Marson has dedicated his research to harnessing immune T cells as therapeutics for cancer, infectious diseases, and autoimmune diseases. T cells hold great potential as therapeutic agents because they carry molecules on their surfaces that can recognize specific cells with exquisite precision. Once they latch onto their targets, T cells can kill them or enlist the help of other immune cells to destroy them.

“Connie and Bob’s partnership, generosity, and now their friendship have been instrumental in building the Institute of Genomic Immunology into a community that is poised to develop far-reaching immunotherapies.”

Alex Marson, MD, PhD

T cells tuned to recognize cancer cells have already proven very efficient at eliminating some cancers of the blood. But unless T cells can be manipulated easily and produced in large numbers, their clinical applications will be prohibitively expensive, or limited to a small number of diseases. Marson and his colleagues in the Gladstone-UCSF Institute of Genomic Immunology are tackling these challenges. 

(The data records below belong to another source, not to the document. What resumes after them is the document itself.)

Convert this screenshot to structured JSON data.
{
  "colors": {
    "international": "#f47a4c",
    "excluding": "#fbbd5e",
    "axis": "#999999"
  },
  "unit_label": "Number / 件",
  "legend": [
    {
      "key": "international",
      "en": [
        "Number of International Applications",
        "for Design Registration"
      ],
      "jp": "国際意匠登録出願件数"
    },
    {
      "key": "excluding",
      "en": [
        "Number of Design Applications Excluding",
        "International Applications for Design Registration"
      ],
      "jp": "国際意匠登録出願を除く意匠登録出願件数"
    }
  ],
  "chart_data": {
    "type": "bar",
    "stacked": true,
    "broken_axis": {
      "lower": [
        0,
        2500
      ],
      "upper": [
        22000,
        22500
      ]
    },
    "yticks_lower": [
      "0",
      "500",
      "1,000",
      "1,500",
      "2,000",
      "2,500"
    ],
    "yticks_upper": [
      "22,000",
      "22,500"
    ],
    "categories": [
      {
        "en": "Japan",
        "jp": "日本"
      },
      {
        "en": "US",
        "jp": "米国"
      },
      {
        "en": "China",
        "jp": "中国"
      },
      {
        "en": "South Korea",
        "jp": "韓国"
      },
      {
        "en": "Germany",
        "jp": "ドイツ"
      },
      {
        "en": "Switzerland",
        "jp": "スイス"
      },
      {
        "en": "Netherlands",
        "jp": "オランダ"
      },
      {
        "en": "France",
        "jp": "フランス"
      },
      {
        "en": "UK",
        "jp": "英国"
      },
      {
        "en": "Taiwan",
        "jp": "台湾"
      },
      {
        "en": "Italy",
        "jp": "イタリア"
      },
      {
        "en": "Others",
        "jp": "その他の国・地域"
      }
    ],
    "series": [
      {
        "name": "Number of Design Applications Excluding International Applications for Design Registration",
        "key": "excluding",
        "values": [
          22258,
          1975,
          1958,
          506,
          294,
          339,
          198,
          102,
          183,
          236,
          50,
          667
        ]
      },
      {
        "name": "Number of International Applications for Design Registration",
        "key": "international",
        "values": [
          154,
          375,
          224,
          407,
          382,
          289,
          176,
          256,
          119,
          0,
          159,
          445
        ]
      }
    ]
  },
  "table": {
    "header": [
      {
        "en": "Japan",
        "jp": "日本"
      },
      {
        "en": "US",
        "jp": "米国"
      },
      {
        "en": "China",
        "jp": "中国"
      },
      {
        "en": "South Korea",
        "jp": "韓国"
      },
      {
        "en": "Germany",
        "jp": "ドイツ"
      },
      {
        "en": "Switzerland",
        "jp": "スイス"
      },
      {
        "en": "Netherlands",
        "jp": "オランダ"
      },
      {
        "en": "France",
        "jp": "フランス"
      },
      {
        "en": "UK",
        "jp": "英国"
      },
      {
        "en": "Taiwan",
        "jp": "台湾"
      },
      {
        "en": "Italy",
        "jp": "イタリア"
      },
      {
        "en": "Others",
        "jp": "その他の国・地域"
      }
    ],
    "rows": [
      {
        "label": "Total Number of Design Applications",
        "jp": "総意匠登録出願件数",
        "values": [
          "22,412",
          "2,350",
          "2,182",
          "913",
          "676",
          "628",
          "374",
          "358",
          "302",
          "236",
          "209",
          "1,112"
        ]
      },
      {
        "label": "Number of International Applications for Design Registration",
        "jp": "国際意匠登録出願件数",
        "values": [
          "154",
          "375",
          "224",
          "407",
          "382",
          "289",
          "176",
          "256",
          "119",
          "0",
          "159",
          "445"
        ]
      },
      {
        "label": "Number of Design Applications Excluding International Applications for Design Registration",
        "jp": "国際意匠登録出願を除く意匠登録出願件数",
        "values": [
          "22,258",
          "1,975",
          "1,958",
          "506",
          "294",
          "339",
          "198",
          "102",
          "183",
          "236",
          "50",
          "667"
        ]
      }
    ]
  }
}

Their endeavors were greatly facilitated by the discovery of CRISPR genome editing, which happened around the time Marson set up his lab at UC San Francisco (UCSF). In collaboration with Jennifer Doudna, PhD, the co-discoverer of CRISPR, Marson pioneered the use of this technology to modify DNA sequences in the genome of human T cells. His lab has since developed cutting-edge CRISPR gene editing technologies to map the gene networks that control the function of T cells and improve the engineering of T cell–based immunotherapies.

Marson joined Gladstone in 2020 as founding director of the Gladstone-UCSF Institute of Genomic Immunology. The institute aims to re-engineer the human immune system and quickly translate basic research in immunology and genomics into immunotherapies to treat a wide variety of diseases. It brings together nearly 30 labs and affiliates based at Gladstone, UCSF, and other institutions, combining their expertise in immunology, genomics, computational approaches, human disease, and synthetic biology. 

Recent work by institute members includes the demonstration that lymph nodes can boost the success of cancer immunotherapy, the discovery of a gene that can increase the resilience of cancer-fighting T cells, the harnessing of machine learning to predict the effects of genetic mutations on phenotypes and disease risk, and new technology to rapidly compare the efficacy of cancer-fighting immune cells.

Under Marson’s stewardship, Gladstone recently partnered with the Parker Institute for Cancer Immunotherapy (PICI), a leading network of research centers dedicated to harnessing immune cells to fight cancer to create a new research center. This center aims to use the latest genomic technologies to learn how to control human immune cells precisely and design next-generation immunotherapy approaches for clinical testing.

“I am profoundly honored to become the Connie and Bob Lurie Director,” says Marson. “Connie and Bob’s partnership, generosity, and now their friendship have been instrumental in building the Institute of Genomic Immunology into a community that is poised to develop far-reaching immunotherapies.”
   
Marson is also a professor in the Departments of Medicine and Microbiology and Immunology at UCSF, center director of the Parker Institute for Cancer Immunotherapy at Gladstone, scientific director of human health at the Innovative Genomics Institute, and director of the CRISPR Cures for Cancer Initiative.